The Boston Civic Design and the South End Landmark District Commission met for a presentation of the 12-story Hotel Alexandra proposal on Jan. 22. The Sun reported last week that reviews and comments on the project need to be completed by the end of February, so it can potentially be voted on at the Boston Planning and Development Agency meeting on March 14. There are also several expedited community meetings scheduled for the coming weeks regarding design, noise, and mitigation efforts.
David Nagahiro, a principal at CBT Architects, presented the proposal to the group, explaining the things they’d done in response to a previous hearing at South End Landmarks. Nagahiro said the current elevations show that the design picks up on certain elements in the current facade of the building, and the new tower needs to be kept “as clean and simple as possible.” They have also removed the originally proposed structure on the top of the building to try and bring the height down.

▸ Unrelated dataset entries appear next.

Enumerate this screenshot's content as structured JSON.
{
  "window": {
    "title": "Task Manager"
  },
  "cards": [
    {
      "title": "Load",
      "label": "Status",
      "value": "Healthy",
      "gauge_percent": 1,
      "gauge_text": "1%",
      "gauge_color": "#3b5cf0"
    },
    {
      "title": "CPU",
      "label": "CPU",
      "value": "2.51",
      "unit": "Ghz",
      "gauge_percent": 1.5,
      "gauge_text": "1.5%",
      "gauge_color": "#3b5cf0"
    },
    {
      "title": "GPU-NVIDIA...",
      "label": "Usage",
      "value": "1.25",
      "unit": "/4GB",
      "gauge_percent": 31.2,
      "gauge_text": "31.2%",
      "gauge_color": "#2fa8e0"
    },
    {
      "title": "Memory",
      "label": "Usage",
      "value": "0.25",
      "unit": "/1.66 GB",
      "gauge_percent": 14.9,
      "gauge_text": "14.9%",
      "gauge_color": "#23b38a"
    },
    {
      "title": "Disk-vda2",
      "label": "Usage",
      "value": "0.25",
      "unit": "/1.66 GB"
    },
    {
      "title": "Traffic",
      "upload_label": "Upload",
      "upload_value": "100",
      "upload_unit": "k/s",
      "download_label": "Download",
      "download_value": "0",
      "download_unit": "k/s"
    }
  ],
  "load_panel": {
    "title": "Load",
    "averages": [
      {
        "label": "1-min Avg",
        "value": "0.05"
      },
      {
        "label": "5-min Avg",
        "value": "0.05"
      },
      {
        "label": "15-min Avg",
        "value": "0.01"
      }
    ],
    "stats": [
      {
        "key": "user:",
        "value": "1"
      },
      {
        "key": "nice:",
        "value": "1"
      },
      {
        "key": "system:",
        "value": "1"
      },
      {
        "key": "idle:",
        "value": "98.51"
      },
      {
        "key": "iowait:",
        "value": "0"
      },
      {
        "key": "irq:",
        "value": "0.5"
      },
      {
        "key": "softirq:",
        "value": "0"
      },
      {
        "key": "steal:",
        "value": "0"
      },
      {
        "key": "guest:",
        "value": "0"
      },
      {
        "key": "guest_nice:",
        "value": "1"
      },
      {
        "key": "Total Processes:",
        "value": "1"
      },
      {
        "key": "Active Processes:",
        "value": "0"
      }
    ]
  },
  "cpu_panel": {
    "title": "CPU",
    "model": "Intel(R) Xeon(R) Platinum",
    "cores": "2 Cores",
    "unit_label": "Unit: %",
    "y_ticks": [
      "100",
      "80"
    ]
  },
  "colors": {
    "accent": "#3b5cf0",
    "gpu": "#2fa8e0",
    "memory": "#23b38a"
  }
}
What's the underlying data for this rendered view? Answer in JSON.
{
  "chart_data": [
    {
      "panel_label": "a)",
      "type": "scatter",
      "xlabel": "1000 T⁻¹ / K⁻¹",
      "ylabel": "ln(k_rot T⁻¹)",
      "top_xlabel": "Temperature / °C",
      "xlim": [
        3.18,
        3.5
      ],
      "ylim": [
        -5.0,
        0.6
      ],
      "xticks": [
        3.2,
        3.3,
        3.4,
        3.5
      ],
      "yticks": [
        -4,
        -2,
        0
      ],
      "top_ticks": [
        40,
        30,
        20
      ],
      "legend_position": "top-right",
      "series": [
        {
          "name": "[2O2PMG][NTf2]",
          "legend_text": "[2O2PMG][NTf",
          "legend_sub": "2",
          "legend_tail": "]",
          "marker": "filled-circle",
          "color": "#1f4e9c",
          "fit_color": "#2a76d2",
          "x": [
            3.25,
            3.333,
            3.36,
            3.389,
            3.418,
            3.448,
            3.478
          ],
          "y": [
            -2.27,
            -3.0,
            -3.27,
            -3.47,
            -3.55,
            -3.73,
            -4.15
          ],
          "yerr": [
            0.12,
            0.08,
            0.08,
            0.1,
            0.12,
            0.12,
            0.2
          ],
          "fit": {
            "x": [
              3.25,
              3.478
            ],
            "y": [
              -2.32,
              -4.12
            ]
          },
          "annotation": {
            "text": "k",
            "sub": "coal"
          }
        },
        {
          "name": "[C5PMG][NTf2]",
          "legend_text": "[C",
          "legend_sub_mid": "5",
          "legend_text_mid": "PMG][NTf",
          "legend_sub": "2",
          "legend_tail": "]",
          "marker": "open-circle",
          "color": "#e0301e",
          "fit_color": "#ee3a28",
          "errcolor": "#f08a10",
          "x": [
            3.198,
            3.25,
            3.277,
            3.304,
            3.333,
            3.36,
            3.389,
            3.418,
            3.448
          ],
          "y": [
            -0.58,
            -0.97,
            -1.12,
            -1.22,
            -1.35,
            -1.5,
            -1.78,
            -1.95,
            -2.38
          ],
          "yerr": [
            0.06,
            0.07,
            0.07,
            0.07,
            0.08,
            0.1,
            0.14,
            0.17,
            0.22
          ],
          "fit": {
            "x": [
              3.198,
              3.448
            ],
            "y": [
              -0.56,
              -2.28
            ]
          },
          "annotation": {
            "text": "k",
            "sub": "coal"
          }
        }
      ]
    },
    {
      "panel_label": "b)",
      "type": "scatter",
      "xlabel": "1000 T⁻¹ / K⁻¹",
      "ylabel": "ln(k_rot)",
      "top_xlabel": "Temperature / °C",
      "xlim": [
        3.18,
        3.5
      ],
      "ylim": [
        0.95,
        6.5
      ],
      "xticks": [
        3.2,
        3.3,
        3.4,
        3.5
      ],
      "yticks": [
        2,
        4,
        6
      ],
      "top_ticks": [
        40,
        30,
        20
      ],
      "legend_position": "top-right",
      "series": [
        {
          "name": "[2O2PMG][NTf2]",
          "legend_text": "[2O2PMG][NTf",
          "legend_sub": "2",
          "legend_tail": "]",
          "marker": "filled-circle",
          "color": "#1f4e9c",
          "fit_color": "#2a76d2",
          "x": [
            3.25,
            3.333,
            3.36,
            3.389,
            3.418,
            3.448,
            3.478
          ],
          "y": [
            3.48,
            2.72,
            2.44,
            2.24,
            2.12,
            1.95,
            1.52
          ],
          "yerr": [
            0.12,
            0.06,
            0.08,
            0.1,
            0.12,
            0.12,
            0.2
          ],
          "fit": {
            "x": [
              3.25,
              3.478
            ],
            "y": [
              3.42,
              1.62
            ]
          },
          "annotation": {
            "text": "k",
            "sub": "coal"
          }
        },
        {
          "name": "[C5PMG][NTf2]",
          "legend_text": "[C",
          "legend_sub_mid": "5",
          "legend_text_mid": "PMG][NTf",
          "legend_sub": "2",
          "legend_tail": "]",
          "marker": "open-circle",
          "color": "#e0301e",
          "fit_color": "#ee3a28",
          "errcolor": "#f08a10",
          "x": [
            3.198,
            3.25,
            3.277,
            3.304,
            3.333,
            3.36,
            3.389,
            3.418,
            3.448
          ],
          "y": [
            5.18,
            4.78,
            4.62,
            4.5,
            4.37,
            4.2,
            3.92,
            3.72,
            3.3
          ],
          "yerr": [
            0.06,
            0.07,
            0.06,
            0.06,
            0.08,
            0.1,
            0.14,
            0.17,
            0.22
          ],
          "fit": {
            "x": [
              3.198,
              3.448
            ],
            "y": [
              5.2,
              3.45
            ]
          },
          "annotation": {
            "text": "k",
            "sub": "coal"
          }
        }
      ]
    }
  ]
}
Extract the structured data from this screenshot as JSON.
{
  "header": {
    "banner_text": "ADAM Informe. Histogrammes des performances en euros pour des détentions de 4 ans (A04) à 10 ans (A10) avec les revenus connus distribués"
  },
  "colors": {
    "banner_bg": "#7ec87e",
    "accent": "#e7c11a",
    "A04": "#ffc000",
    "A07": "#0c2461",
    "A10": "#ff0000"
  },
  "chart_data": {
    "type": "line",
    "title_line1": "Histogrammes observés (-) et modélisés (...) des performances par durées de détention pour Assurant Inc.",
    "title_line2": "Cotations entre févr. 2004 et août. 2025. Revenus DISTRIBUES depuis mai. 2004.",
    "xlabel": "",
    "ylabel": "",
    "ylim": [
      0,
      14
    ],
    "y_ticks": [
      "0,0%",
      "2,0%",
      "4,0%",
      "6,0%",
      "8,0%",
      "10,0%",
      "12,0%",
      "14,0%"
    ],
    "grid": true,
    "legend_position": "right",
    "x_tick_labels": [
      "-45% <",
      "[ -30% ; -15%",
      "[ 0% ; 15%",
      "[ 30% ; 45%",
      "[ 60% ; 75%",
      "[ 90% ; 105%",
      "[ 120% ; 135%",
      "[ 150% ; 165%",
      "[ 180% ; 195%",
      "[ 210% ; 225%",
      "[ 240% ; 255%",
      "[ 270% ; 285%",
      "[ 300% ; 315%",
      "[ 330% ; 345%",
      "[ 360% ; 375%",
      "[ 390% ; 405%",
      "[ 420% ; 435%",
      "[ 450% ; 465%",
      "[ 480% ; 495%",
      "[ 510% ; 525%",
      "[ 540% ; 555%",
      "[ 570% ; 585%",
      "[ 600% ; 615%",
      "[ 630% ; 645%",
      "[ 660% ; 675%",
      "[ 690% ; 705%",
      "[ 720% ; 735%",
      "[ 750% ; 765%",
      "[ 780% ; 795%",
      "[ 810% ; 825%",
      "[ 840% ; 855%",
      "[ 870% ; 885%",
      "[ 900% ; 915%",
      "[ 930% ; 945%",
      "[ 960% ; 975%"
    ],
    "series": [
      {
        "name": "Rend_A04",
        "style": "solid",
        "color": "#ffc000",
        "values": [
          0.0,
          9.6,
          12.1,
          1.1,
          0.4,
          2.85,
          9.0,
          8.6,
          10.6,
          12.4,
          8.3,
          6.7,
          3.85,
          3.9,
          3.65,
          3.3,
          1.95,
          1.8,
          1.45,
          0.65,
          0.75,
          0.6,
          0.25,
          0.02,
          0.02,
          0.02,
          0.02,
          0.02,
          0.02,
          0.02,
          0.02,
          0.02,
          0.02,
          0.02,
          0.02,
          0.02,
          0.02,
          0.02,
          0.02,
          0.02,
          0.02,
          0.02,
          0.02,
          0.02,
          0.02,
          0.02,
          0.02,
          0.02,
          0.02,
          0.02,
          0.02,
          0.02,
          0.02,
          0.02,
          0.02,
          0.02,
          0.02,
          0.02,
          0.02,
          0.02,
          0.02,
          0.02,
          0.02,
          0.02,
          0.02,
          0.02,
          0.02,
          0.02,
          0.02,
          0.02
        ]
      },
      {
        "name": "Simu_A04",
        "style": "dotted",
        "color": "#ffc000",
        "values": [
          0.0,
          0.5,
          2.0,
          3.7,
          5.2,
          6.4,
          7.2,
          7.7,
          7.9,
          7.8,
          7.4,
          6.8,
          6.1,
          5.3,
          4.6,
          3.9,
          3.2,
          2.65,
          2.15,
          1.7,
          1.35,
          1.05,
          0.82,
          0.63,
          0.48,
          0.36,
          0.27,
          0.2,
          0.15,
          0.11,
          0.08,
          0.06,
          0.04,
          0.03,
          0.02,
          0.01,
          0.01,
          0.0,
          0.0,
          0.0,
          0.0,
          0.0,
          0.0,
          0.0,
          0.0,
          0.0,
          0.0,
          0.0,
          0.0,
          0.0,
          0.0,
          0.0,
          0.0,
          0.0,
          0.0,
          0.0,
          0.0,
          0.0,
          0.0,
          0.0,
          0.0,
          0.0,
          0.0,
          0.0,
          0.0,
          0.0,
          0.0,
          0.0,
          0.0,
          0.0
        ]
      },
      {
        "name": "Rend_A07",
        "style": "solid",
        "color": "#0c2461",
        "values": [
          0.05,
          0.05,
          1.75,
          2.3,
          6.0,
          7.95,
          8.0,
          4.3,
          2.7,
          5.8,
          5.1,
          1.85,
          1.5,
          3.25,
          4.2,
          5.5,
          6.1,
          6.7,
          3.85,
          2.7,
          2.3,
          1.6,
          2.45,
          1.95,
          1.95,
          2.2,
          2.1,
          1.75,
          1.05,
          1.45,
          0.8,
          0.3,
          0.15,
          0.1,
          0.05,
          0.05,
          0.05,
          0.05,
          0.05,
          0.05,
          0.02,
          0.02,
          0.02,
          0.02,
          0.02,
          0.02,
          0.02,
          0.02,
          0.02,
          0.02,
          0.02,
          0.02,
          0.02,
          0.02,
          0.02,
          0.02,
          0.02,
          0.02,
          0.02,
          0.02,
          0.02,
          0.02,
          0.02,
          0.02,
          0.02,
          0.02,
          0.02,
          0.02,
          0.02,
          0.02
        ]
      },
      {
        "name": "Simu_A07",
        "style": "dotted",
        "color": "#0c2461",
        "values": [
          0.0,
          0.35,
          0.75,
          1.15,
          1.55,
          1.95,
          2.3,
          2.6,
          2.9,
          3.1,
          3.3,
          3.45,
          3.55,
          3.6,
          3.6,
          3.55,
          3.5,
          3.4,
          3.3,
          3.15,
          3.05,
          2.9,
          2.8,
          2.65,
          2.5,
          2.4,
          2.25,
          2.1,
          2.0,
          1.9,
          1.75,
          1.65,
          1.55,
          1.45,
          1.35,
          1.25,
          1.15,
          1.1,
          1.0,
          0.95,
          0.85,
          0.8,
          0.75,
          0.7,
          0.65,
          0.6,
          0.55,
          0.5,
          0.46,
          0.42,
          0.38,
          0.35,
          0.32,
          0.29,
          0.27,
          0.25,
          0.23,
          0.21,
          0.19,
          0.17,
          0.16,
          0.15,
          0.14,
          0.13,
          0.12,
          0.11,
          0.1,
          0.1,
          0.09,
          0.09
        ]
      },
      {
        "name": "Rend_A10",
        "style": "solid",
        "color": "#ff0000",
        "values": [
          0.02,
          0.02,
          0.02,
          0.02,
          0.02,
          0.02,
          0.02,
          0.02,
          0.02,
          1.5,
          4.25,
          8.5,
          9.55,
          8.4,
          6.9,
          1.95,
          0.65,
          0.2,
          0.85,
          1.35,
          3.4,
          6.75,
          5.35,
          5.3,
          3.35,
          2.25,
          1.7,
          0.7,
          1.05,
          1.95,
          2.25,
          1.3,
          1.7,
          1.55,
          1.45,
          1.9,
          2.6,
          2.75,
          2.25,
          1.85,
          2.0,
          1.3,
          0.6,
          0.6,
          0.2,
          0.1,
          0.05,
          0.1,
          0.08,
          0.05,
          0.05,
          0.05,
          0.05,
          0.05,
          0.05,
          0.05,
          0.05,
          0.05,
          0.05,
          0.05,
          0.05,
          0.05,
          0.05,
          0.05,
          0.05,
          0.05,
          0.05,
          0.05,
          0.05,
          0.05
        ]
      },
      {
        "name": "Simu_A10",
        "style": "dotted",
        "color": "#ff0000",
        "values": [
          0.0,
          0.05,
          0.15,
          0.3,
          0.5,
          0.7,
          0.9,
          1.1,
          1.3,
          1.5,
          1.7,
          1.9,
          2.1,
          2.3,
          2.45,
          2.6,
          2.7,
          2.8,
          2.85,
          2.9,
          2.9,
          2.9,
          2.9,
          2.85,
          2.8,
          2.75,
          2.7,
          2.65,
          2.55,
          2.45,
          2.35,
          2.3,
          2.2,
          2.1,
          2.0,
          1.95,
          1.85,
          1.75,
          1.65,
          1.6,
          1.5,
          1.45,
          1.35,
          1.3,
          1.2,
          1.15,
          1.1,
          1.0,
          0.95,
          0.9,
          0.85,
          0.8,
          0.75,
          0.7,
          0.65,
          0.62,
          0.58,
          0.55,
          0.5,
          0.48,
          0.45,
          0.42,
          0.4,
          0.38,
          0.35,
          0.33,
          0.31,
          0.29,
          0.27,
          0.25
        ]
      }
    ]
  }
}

“I appreciate a lot of the decisions you’ve made,” said BCDC Commissioner Andrea Leers. She said her main concern was the setback, especially on Washington Street, as it is “dangerously shallow.” She said that a 61/2- foot setback is “not enough to have a sense that the hotel has life inside.”
“It needs to have a sense of lived space behind that wall,” she said. “I understand that’s a tremendous pressure.” She added, however, that she believes the tower itself is “crafted well.”
Nagahiro responded by saying that they have actually been pressured to push it the other way to make room for what is happening inside the hotel so the rooms are large enough.
John Freeman of the South End Landmark District Commission said that the Hotel Alexandra “is the gateway to the South End,” and the blank facade that was presented for one side of the tower is “not the right way to do it.” He said it needed more articulation, but it doesn’t necessarily have to be more windows. He agreed with Leers that more of a setback on the Washington Street facade is important. He also said that the newly proposed entrances are better than they were before, and that the architects have chosen the right massing for the lower portion of the buildings.
“I’d rather see one more floor if you could do that setback,” Leers said. Others agreed with her, even though they said they weren’t the biggest fans of the height to begin with. She also agreed with Freeman that the back wall should be presented as another face of the building and not a blank wall.
“You’ve done a lot of nice things here,” said BCDC Commissioner David Manfredi. “The tower is quite elegant.”
South End Landmarks Commissioner John Amodeo was concerned about the danger this building has of setting a difficult precedent in the district. “If that is the case then we have to work at it being a proper tower from all sides; not a clear front, back, side,” he said. He also said that the hotel entrance and the restaurant facade are details that are “desperately in need of attention.”
“From some views, the Alexandra looks like an accessory to the tower and not the building we are looking at,” Amodeo added. “I think again, I am not a fan of the heigh of this, I agree with Andrea to add a floor and give us a full-room depth.”
He said that this was especially important for the Landmarks Commission, as they are “not concerned about what goes on inside.” Amodeo said that their job is to make sure that the original Alexandra is preserved.